Caladenia bryceana is a species of flowering plant in the orchid family Orchidaceae and is endemic to the south-west of Western Australia. It is a dwarf spider orchid with a single spreading, hairy leaf and a single green to apricot-coloured flower. There are two subspecies differing in the features of the labellum.

==Description==
Caladenia bryceana is a terrestrial, perennial, deciduous, herb with an underground tuber and a single hairy leaf 40–80 mm long and 5–12 mm wide. Usually, there is only a single pale green to apricot-coloured flower. The dorsal sepal is erect to slightly curved forwards 8–22 mm long and 1.5–2.0 mm wide, the lateral sepals broadly crescent-moon shaped, 7–10 mm long and 2–3 mm wide, and the petals linear, 9–11 mm long and 1.0–1.5 mm long. The labellum is two-tone green and ends in a dark maroon tip, with a dense band of tall calli along the centre of the labellum but ending short of the maroon tip. Flowering occurs from August to October.

==Taxonomy and naming==
Caladenia bryceana was first formally described by Richard Rogers in 1914 from a specimen collected near Gnowangerup. The description was published in Transactions and Proceedings of the Royal Society of South Australia). The specific epithet (bryceana) honours Frances Bryce MacIntyre.
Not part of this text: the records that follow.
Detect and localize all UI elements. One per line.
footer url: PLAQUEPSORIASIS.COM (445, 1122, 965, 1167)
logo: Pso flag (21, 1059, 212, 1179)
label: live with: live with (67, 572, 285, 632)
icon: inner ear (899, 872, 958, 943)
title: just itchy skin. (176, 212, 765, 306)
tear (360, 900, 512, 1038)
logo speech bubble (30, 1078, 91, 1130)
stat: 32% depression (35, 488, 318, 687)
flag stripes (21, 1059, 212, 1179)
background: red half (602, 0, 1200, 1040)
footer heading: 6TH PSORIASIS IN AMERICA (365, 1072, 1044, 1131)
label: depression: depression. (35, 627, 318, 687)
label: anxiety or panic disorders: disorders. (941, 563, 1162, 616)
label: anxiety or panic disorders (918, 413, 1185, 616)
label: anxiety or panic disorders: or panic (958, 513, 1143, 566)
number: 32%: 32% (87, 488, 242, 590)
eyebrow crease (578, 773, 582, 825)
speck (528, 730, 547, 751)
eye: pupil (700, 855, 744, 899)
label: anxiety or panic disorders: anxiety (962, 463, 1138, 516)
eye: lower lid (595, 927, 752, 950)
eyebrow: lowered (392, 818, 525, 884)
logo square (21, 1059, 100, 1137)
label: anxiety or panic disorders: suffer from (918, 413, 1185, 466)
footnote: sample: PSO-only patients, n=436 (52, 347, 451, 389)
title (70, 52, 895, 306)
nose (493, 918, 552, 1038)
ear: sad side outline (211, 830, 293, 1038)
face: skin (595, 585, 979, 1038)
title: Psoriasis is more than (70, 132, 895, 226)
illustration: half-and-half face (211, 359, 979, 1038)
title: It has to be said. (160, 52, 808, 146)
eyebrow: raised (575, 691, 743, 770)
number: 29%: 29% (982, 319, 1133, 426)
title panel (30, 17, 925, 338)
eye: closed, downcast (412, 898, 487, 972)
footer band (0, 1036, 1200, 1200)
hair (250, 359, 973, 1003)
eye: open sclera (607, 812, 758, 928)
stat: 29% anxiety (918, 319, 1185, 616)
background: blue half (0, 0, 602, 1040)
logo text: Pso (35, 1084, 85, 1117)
In 2001, Noel Hoffman and Andrew Brown described two subspecies of C. bryceana in the journal Nuytsia, and the names are accepted by the Australian Plant Census:
- Caladenia bryceana R.S.Rogers subsp. bryceana - dwarf spider orchid, has its labellum calli in a continuous band.
- Caladenia bryceana subsp. cracens Hopper & A.P.Br. - northern dwarf spider orchid, has it calli with a gap, usually in the middle of the band.

==Distribution and habitat==
This spider orchid grows along watercourses and in winter-west place in two widely disjunct populations in the Esperance Plains, Geraldton Sandplains, Jarrah Forest and Mallee bioregions of south-western Western Australia.